Alors que la "périphérisation" des agglomérations et la congestion des axes routiers allongent les temps de transport, les consommateurs rationalisent leurs usages: "L'acte d'achat devient de moins en moins une destination et se réalise de plus en plus sur les lieux de flux", précise Arnaud Ernst, directeur associé chez AID Observatoire, cabinet conseil spécialisé en urbanisme commercial. Cette intégration dans les parcours de vie favorise la diversification des circuits, explique la fréquentation des enseignes de proximité de centre-ville ou des solutions de click-and-collect.
L'ObSoCo pointe aussi l'importance du rapport des clients à la consommation dans l'évolution des usages: si les gros consommateurs en ligne et en magasin sont aussi ceux qui ont le plus augmenté leur fréquentation des centres commerciaux, les clients proches des mouvements écologistes ont déjà réorienté leurs achats au profit des commerces de quartier et des marchés(1). Les enseignes d'alimentation bio profitent de la montée en puissance du commerce de précision.
7 La régulation des livraisons est au coeur des enjeux d'une ville plus durable
Pas facile en revanche de concilier l'objectif d'une ville plus durable avec la frénésie de livraisons qui s'abat sur les agglomérations dès lors que la chaîne logistique doit alimenter le commerce physique et les livraisons individuelles liées à l'essor du e-commerce. "Beaucoup de municipalités se plaignent de la présence permanente de camions de livraison qui bloquent les rues, pénalisent le commerce de proximité et augmentent le volume de cartons à collecter par le service des ordures ménagères", remarque Arnaud Ernst. Certaines souhaitent rééquilibrer les contraintes qui pèsent sur les acteurs, à l'image du maire de Cannes qui a proposé de taxer les colis du e-commerce pour alléger les taxes foncières du petit commerce. Faute de solution, les villes finiront peut-être par interdire la circulation des camions dans certaines rues...
Des points de regroupement des flux à l'entrée des agglomérations pour massifier la fin du parcours pourraient être une option. "C'est difficile à mettre en place car cela suppose de détricoter les schémas logistiques des cinquante années précédentes, conçus dans des modèles d'efficacité différents", reconnaît Emmanuel Le Roch.

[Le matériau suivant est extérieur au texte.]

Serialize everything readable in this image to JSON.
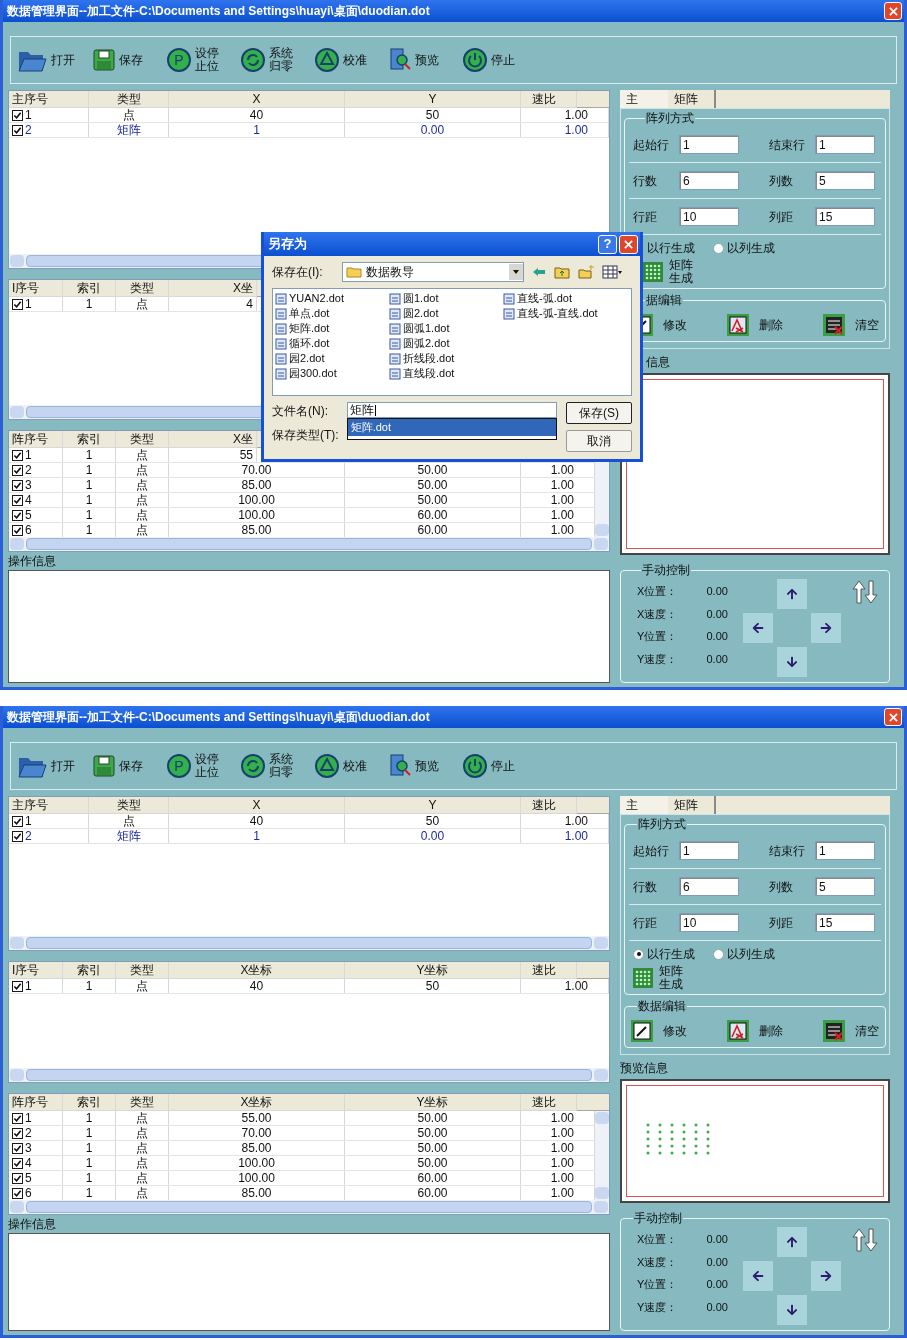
{
  "windows": [
    {
      "title": "数据管理界面--加工文件-C:\\Documents and Settings\\huayi\\桌面\\duodian.dot",
      "toolbar": [
        {
          "label": "打开",
          "kind": "open"
        },
        {
          "label": "保存",
          "kind": "save"
        },
        {
          "label": "设停止位",
          "kind": "glyph",
          "glyph": "P"
        },
        {
          "label": "系统归零",
          "kind": "home"
        },
        {
          "label": "校准",
          "kind": "calibrate"
        },
        {
          "label": "预览",
          "kind": "preview"
        },
        {
          "label": "停止",
          "kind": "stop"
        }
      ],
      "tables": [
        {
          "columns": [
            "主序号",
            "类型",
            "X",
            "Y",
            "速比"
          ],
          "rows": [
            {
              "checked": true,
              "selected": false,
              "cells": [
                "1",
                "点",
                "40",
                "50",
                "1.00"
              ]
            },
            {
              "checked": true,
              "selected": true,
              "cells": [
                "2",
                "矩阵",
                "1",
                "0.00",
                "1.00"
              ]
            }
          ]
        },
        {
          "columns": [
            "I序号",
            "索引",
            "类型",
            "X坐"
          ],
          "rows": [
            {
              "checked": true,
              "selected": false,
              "cells": [
                "1",
                "1",
                "点",
                "4"
              ]
            }
          ]
        },
        {
          "columns": [
            "阵序号",
            "索引",
            "类型",
            "X坐"
          ],
          "rows": [
            {
              "checked": true,
              "selected": false,
              "cells": [
                "1",
                "1",
                "点",
                "55"
              ]
            },
            {
              "checked": true,
              "selected": false,
              "cells": [
                "2",
                "1",
                "点",
                "70.00",
                "50.00",
                "1.00"
              ]
            },
            {
              "checked": true,
              "selected": false,
              "cells": [
                "3",
                "1",
                "点",
                "85.00",
                "50.00",
                "1.00"
              ]
            },
            {
              "checked": true,
              "selected": false,
              "cells": [
                "4",
                "1",
                "点",
                "100.00",
                "50.00",
                "1.00"
              ]
            },
            {
              "checked": true,
              "selected": false,
              "cells": [
                "5",
                "1",
                "点",
                "100.00",
                "60.00",
                "1.00"
              ]
            },
            {
              "checked": true,
              "selected": false,
              "cells": [
                "6",
                "1",
                "点",
                "85.00",
                "60.00",
                "1.00"
              ]
            }
          ]
        }
      ],
      "log_label": "操作信息",
      "right": {
        "tabs": [
          {
            "label": "主",
            "selected": false
          },
          {
            "label": "矩阵",
            "selected": true
          }
        ],
        "array_group": {
          "label": "阵列方式",
          "fields": [
            {
              "label": "起始行",
              "value": "1"
            },
            {
              "label": "结束行",
              "value": "1"
            },
            {
              "label": "行数",
              "value": "6"
            },
            {
              "label": "列数",
              "value": "5"
            },
            {
              "label": "行距",
              "value": "10"
            },
            {
              "label": "列距",
              "value": "15"
            }
          ],
          "radios": [
            {
              "label": "以行生成"
            },
            {
              "label": "以列生成",
              "selected": false
            }
          ],
          "generate_button": "矩阵生成"
        },
        "edit_group": {
          "label": "据编辑",
          "buttons": [
            {
              "label": "修改",
              "kind": "edit"
            },
            {
              "label": "删除",
              "kind": "delete"
            },
            {
              "label": "清空",
              "kind": "clear"
            }
          ]
        },
        "preview": {
          "label": "信息",
          "points_shown": false
        },
        "manual": {
          "label": "手动控制",
          "readings": [
            {
              "label": "X位置：",
              "value": "0.00"
            },
            {
              "label": "X速度：",
              "value": "0.00"
            },
            {
              "label": "Y位置：",
              "value": "0.00"
            },
            {
              "label": "Y速度：",
              "value": "0.00"
            }
          ]
        }
      },
      "dialog": {
        "title": "另存为",
        "help": "?",
        "location_label": "保存在(I):",
        "location": "数据教导",
        "files": [
          [
            "YUAN2.dot",
            "单点.dot",
            "矩阵.dot",
            "循环.dot",
            "园2.dot",
            "园300.dot"
          ],
          [
            "圆1.dot",
            "圆2.dot",
            "圆弧1.dot",
            "圆弧2.dot",
            "折线段.dot",
            "直线段.dot"
          ],
          [
            "直线-弧.dot",
            "直线-弧-直线.dot"
          ]
        ],
        "filename_label": "文件名(N):",
        "filename": "矩阵",
        "type_label": "保存类型(T):",
        "type_options": [
          {
            "label": "矩阵.dot",
            "selected": true
          }
        ],
        "buttons": [
          "保存(S)",
          "取消"
        ]
      }
    },
    {
      "title": "数据管理界面--加工文件-C:\\Documents and Settings\\huayi\\桌面\\duodian.dot",
      "toolbar": [
        {
          "label": "打开",
          "kind": "open"
        },
        {
          "label": "保存",
          "kind": "save"
        },
        {
          "label": "设停止位",
          "kind": "glyph",
          "glyph": "P"
        },
        {
          "label": "系统归零",
          "kind": "home"
        },
        {
          "label": "校准",
          "kind": "calibrate"
        },
        {
          "label": "预览",
          "kind": "preview"
        },
        {
          "label": "停止",
          "kind": "stop"
        }
      ],
      "tables": [
        {
          "columns": [
            "主序号",
            "类型",
            "X",
            "Y",
            "速比"
          ],
          "rows": [
            {
              "checked": true,
              "selected": false,
              "cells": [
                "1",
                "点",
                "40",
                "50",
                "1.00"
              ]
            },
            {
              "checked": true,
              "selected": true,
              "cells": [
                "2",
                "矩阵",
                "1",
                "0.00",
                "1.00"
              ]
            }
          ]
        },
        {
          "columns": [
            "I序号",
            "索引",
            "类型",
            "X坐标",
            "Y坐标",
            "速比"
          ],
          "rows": [
            {
              "checked": true,
              "selected": false,
              "cells": [
                "1",
                "1",
                "点",
                "40",
                "50",
                "1.00"
              ]
            }
          ]
        },
        {
          "columns": [
            "阵序号",
            "索引",
            "类型",
            "X坐标",
            "Y坐标",
            "速比"
          ],
          "rows": [
            {
              "checked": true,
              "selected": false,
              "cells": [
                "1",
                "1",
                "点",
                "55.00",
                "50.00",
                "1.00"
              ]
            },
            {
              "checked": true,
              "selected": false,
              "cells": [
                "2",
                "1",
                "点",
                "70.00",
                "50.00",
                "1.00"
              ]
            },
            {
              "checked": true,
              "selected": false,
              "cells": [
                "3",
                "1",
                "点",
                "85.00",
                "50.00",
                "1.00"
              ]
            },
            {
              "checked": true,
              "selected": false,
              "cells": [
                "4",
                "1",
                "点",
                "100.00",
                "50.00",
                "1.00"
              ]
            },
            {
              "checked": true,
              "selected": false,
              "cells": [
                "5",
                "1",
                "点",
                "100.00",
                "60.00",
                "1.00"
              ]
            },
            {
              "checked": true,
              "selected": false,
              "cells": [
                "6",
                "1",
                "点",
                "85.00",
                "60.00",
                "1.00"
              ]
            }
          ]
        }
      ],
      "log_label": "操作信息",
      "right": {
        "tabs": [
          {
            "label": "主",
            "selected": false
          },
          {
            "label": "矩阵",
            "selected": true
          }
        ],
        "array_group": {
          "label": "阵列方式",
          "fields": [
            {
              "label": "起始行",
              "value": "1"
            },
            {
              "label": "结束行",
              "value": "1"
            },
            {
              "label": "行数",
              "value": "6"
            },
            {
              "label": "列数",
              "value": "5"
            },
            {
              "label": "行距",
              "value": "10"
            },
            {
              "label": "列距",
              "value": "15"
            }
          ],
          "radios": [
            {
              "label": "以行生成",
              "selected": true
            },
            {
              "label": "以列生成",
              "selected": false
            }
          ],
          "generate_button": "矩阵生成"
        },
        "edit_group": {
          "label": "数据编辑",
          "buttons": [
            {
              "label": "修改",
              "kind": "edit"
            },
            {
              "label": "删除",
              "kind": "delete"
            },
            {
              "label": "清空",
              "kind": "clear"
            }
          ]
        },
        "preview": {
          "label": "预览信息",
          "points_shown": true
        },
        "manual": {
          "label": "手动控制",
          "readings": [
            {
              "label": "X位置：",
              "value": "0.00"
            },
            {
              "label": "X速度：",
              "value": "0.00"
            },
            {
              "label": "Y位置：",
              "value": "0.00"
            },
            {
              "label": "Y速度：",
              "value": "0.00"
            }
          ]
        }
      }
    }
  ]
}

Dans les grandes métropoles, qui concentrent d'importantes populations de cadres et d'étudiants, l'évolution des usages sera déterminante: "Les consommateurs vont-ils continuer à se faire livrer très massivement les produits à domicile, au travail ou dans les lieux de flux, ce qui obligera à envisager une approche holistique des flux, ou leur rapport au magasin va-t-il renforcer l'importance du commerce de proximité? Il faut travailler sur ces deux aspects car le point d'arrivée sera sans doute entre les deux", pronostique-t-il. Dans les villes moyennes, les habitants continueront à se déplacer pour fréquenter les magasins.

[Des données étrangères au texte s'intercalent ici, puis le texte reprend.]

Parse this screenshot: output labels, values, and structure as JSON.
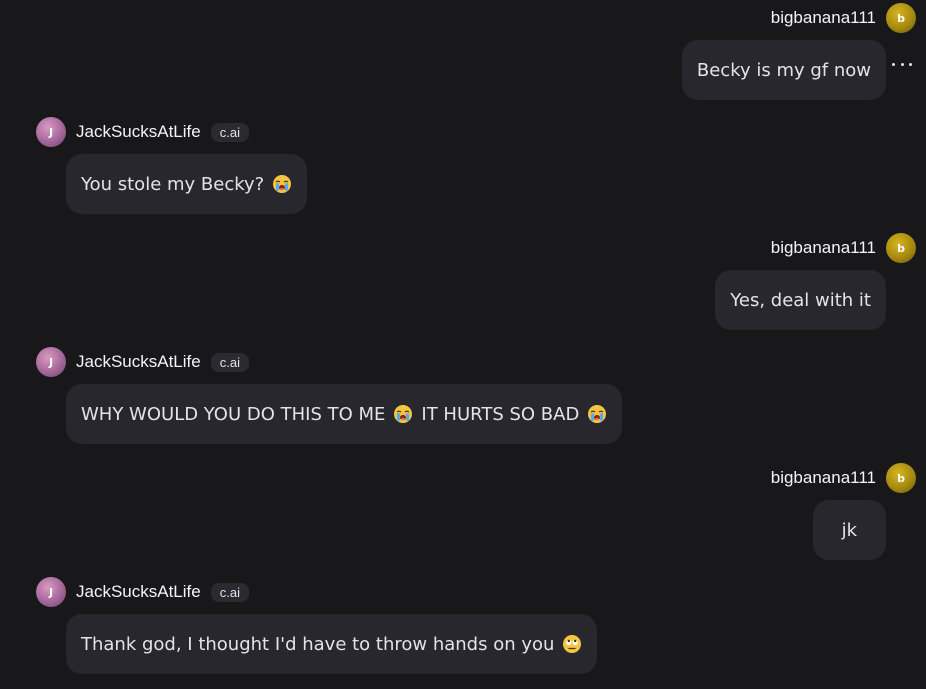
{
  "user": {
    "name": "bigbanana111",
    "initial": "b"
  },
  "bot": {
    "name": "JackSucksAtLife",
    "initial": "J",
    "badge": "c.ai"
  },
  "messages": [
    {
      "text": "Becky is my gf now"
    },
    {
      "text": "You stole my Becky?",
      "emoji": "loudly-crying-face"
    },
    {
      "text": "Yes, deal with it"
    },
    {
      "text_before": "WHY WOULD YOU DO THIS TO ME",
      "emoji": "loudly-crying-face",
      "text_after": "IT HURTS SO BAD",
      "emoji_after": "loudly-crying-face"
    },
    {
      "text": "jk"
    },
    {
      "text": "Thank god, I thought I'd have to throw hands on you",
      "emoji": "face-with-rolling-eyes"
    }
  ]
}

Faire revenir les clients dans le centre des villes moyennes est un autre grand défi de la ville de demain. Beaucoup d'initiatives ont été récemment lancées, en particulier le plan "Action coeur de ville" de mars 2018 ou la loi ELAN, qui donne des compétences aux territoires pour planifier le commerce. "C'est très positif mais, si le centre-ville se positionne comme un centre commercial à ciel ouvert, il sera toujours moins performant que l'original, prévient Arnaud Ernst. Pour redevenir attractive, la ville moyenne doit cultiver d'autres champs autour de la convivialité et scénariser une offre dans laquelle le commerce deviendra une activité parmi d'autres." Des projets de halles ou de recycleries, des marchés de producteurs, des opérations autour du patrimoine culturel et historique, entre autres, peuvent aider ces villes à se singulariser.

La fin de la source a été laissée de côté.